Vermont’s DMV has been using facial recognition technology to search through its database of driver license holders at the behest of police authorities at all levels of government, says the ACLU. The civil liberties organization says it discovered the practice through internal DMV documents it was able to obtain, and is now calling for its immediate end.
Such practices had come to light last summer when the Government Accountability Office issued a report revealing the existence of FACE, a secret program run by the FBI that scanned images of civilian databases for criminal investigations.
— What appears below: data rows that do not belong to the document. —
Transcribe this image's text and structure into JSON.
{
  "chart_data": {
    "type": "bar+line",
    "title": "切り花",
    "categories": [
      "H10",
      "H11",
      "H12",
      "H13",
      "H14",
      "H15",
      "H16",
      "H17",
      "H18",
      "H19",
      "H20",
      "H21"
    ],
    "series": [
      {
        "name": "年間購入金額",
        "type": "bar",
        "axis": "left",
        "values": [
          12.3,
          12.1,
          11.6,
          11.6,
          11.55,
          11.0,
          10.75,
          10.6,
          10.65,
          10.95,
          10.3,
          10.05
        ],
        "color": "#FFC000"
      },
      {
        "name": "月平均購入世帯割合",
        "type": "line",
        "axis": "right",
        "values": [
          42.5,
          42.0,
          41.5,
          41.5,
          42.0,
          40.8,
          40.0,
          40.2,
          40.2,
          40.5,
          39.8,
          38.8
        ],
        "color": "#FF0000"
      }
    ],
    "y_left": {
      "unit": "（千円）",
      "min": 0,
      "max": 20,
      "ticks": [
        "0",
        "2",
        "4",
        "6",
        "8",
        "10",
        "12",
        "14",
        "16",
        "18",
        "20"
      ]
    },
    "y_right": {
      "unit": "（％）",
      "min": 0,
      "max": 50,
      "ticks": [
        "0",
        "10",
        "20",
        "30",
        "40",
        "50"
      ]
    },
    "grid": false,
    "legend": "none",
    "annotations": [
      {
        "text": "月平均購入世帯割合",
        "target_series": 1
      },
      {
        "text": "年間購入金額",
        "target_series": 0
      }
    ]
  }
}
Vermont was revealed to be one of several states cooperating with the FBI. But the ACLU now says that the Vermont DMV has also collaborated with “ICE, the U.S. State Department, and state and local police departments from around the country,” according to a statement from the organization.
The ACLU adds that some of the biometric searches are based on “minor offenses such as trespassing or disorderly conduct, while others fail to reference any criminal conduct.” The DMV has been asked to perform searches over a hundred times since the program was implemented in 2012, and has never declined to do so.
The ACLU argues that this practice violates a 2004 state law barring the DMV from using “any procedures or processes for identifying applications… that involve the use of biometric identifiers,” a law that appears to preclude even the innocuous use of facial recognition systems to fight fraud and otherwise ensure the fast identification of individuals.